2. Established links with international enterprises: Microsoft has already opened an IoT innovation center in Taiwan, and Qualcomm will also set up a laboratory dedicated to technology research and development for the IoT, 5G and the internet of vehicles. The chief investment officer from Taiwan’s ASVDA also participated in the Global Entrepreneurship Congress held in South Africa in March 2017 to raise Taiwan’s visibility.

3. Linked innovative enterprises: The government helped organize 2016 Meet Taipei (a forum and exhibition for innovation and entrepreneurship). The Taiwan Startup Stadium, which helps entrepreneurial teams from Taiwan penetrate international markets, also led 12 teams to take part in large-scale entrepreneurial activities in the eastern U.S., linking up with the New York area entrepreneurial ecosystem.

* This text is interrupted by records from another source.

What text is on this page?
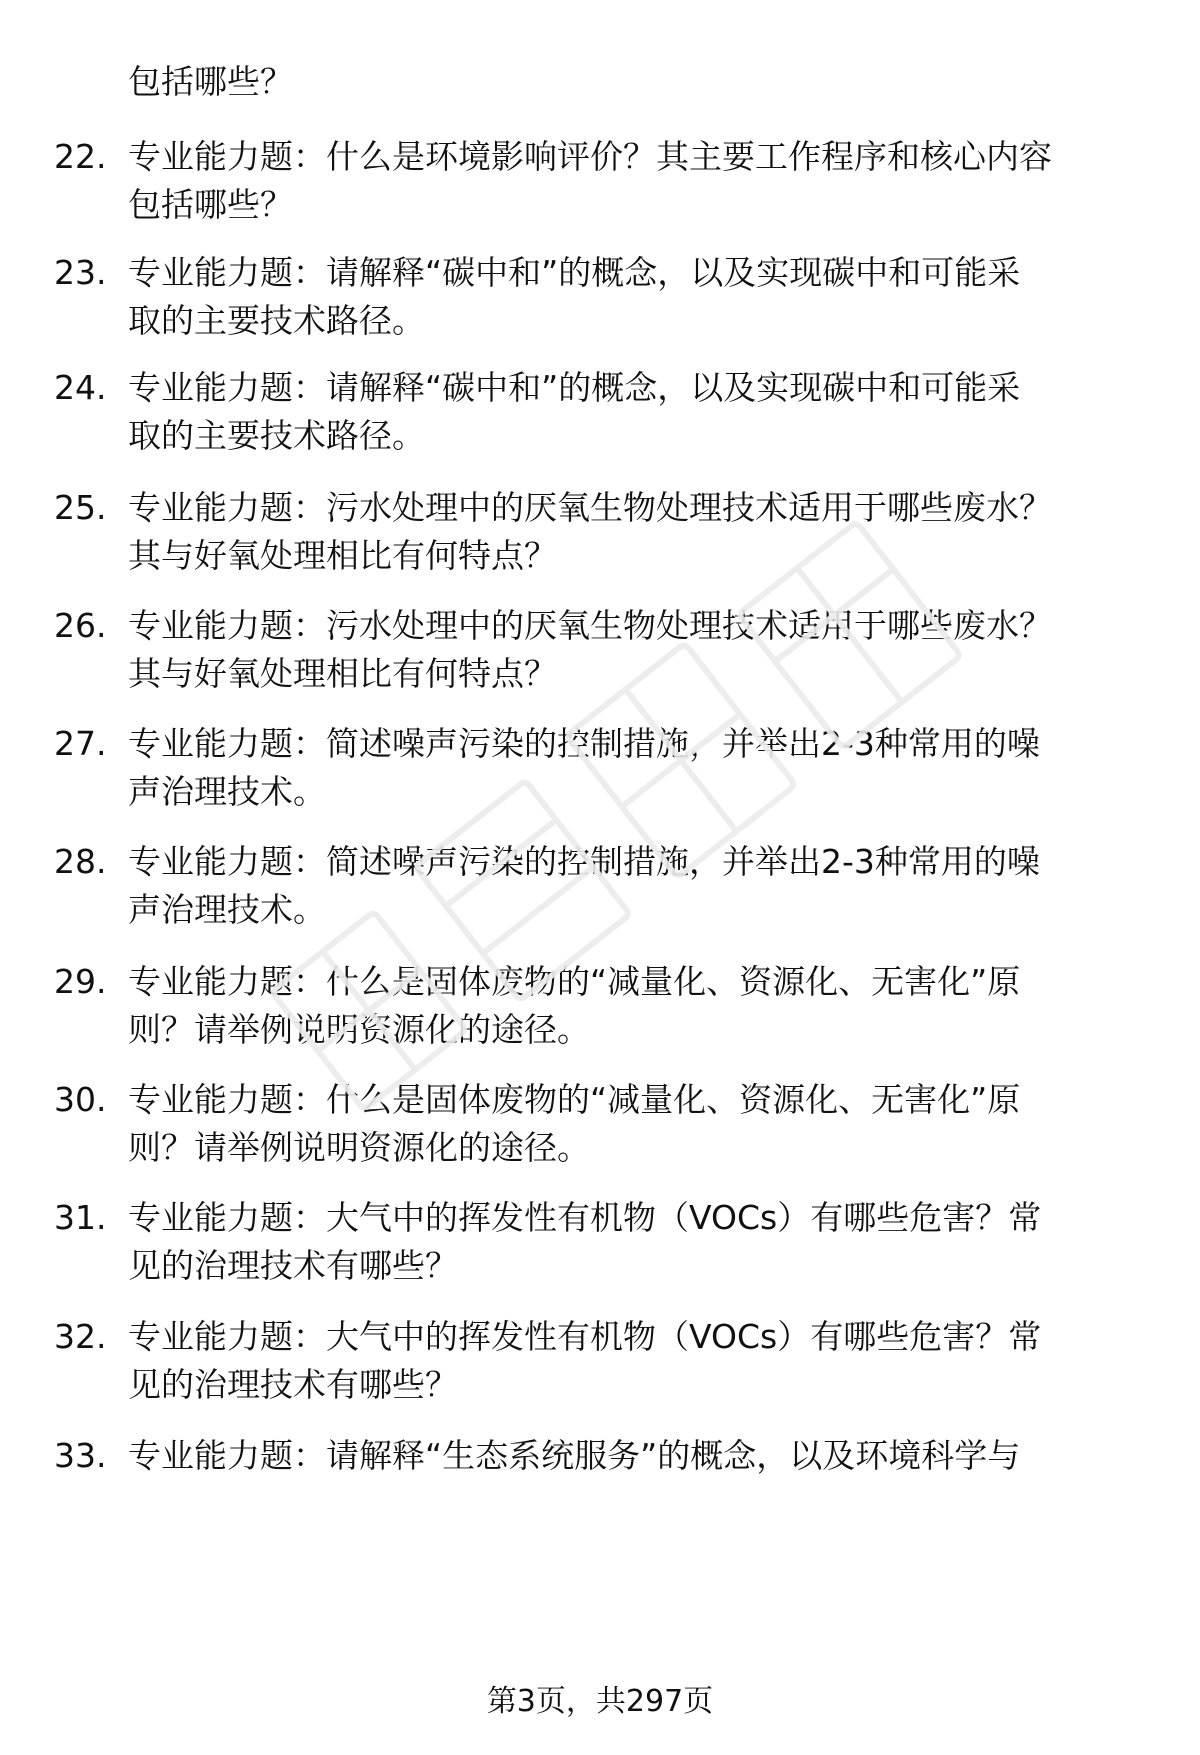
包括哪些？
22. 专业能力题：什么是环境影响评价？其主要工作程序和核心内容
包括哪些？
23. 专业能力题：请解释“碳中和”的概念，以及实现碳中和可能采
取的主要技术路径。
24. 专业能力题：请解释“碳中和”的概念，以及实现碳中和可能采
取的主要技术路径。
25. 专业能力题：污水处理中的厌氧生物处理技术适用于哪些废水？
其与好氧处理相比有何特点？
26. 专业能力题：污水处理中的厌氧生物处理技术适用于哪些废水？
其与好氧处理相比有何特点？
27. 专业能力题：简述噪声污染的控制措施，并举出2-3种常用的噪
声治理技术。
28. 专业能力题：简述噪声污染的控制措施，并举出2-3种常用的噪
声治理技术。
29. 专业能力题：什么是固体废物的“减量化、资源化、无害化”原
则？请举例说明资源化的途径。
30. 专业能力题：什么是固体废物的“减量化、资源化、无害化”原
则？请举例说明资源化的途径。
31. 专业能力题：大气中的挥发性有机物（VOCs）有哪些危害？常
见的治理技术有哪些？
32. 专业能力题：大气中的挥发性有机物（VOCs）有哪些危害？常
见的治理技术有哪些？
33. 专业能力题：请解释“生态系统服务”的概念，以及环境科学与
第3页，共297页
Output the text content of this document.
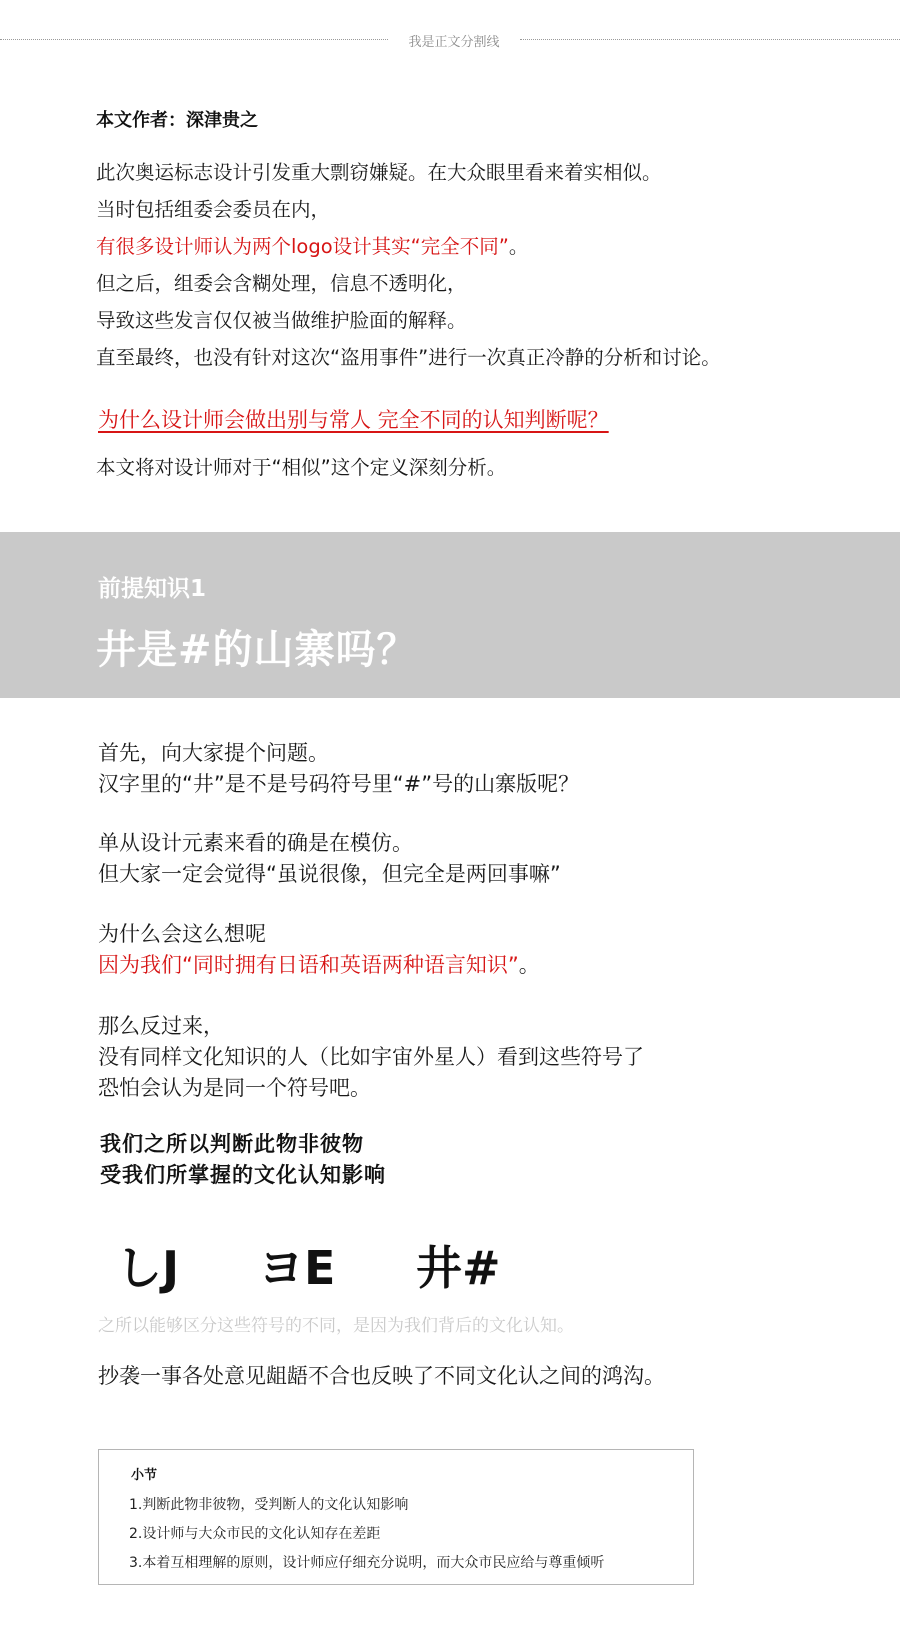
我是正文分割线
本文作者：深津贵之
此次奥运标志设计引发重大剽窃嫌疑。在大众眼里看来着实相似。
当时包括组委会委员在内，
有很多设计师认为两个logo设计其实“完全不同”。
但之后，组委会含糊处理，信息不透明化，
导致这些发言仅仅被当做维护脸面的解释。
直至最终，也没有针对这次“盗用事件”进行一次真正冷静的分析和讨论。
为什么设计师会做出别与常人 完全不同的认知判断呢？
本文将对设计师对于“相似”这个定义深刻分析。
前提知识1
井是#的山寨吗？
首先，向大家提个问题。
汉字里的“井”是不是号码符号里“#”号的山寨版呢？
单从设计元素来看的确是在模仿。
但大家一定会觉得“虽说很像，但完全是两回事嘛”
为什么会这么想呢
因为我们“同时拥有日语和英语两种语言知识”。
那么反过来，
没有同样文化知识的人（比如宇宙外星人）看到这些符号了
恐怕会认为是同一个符号吧。
我们之所以判断此物非彼物
受我们所掌握的文化认知影响
しJ ヨE 井#
之所以能够区分这些符号的不同，是因为我们背后的文化认知。
抄袭一事各处意见龃龉不合也反映了不同文化认之间的鸿沟。
小节
1.判断此物非彼物，受判断人的文化认知影响
2.设计师与大众市民的文化认知存在差距
3.本着互相理解的原则，设计师应仔细充分说明，而大众市民应给与尊重倾听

C. Create an IoT value chain

Major League IoT was launched in December of 2016 to link government demo programs and shape industrial standards. The agency already has over 140 members comprising well-known major manufacturers, small and medium-size enterprises, startup communities and industry associations that have submitted 52 concrete proposals in eight categories including smart transportation and smart health care.  

D. Smart demo sites

At this stage, a major task in developing the IoT industry is promoting smart city demo sites, testing and certification. Efforts will initially focus on smart transportation, smart health care and IoT application platforms, all of which should work to drive domestic industrial growth. One example is using smart transportation technology to deploy Wi-Fi mobile internet services on buses at the Taiwan Taoyuan International Airport.

III. Conclusion

Taiwan’s first wave of industrial development was driven by continuous technological innovation, and the wave that followed saw the information industry become a major source of economic growth. Today, we have the Asia Silicon Valley Development Plan, Taiwan’s industrial wave of the future.

Under that plan, launched less than one year ago, the government has already set up offices in Taiwan and Silicon Valley, forging connections with high-level international talent, funding sources and markets. Major League IoT was also launched to gather and consolidate industrial capabilities. Future plans call for enhancing links with innovative industries in the agriculture, machinery and medical biotechnology sectors to drive comprehensive industrial upgrades and transformation to restructure Taiwan’s economy.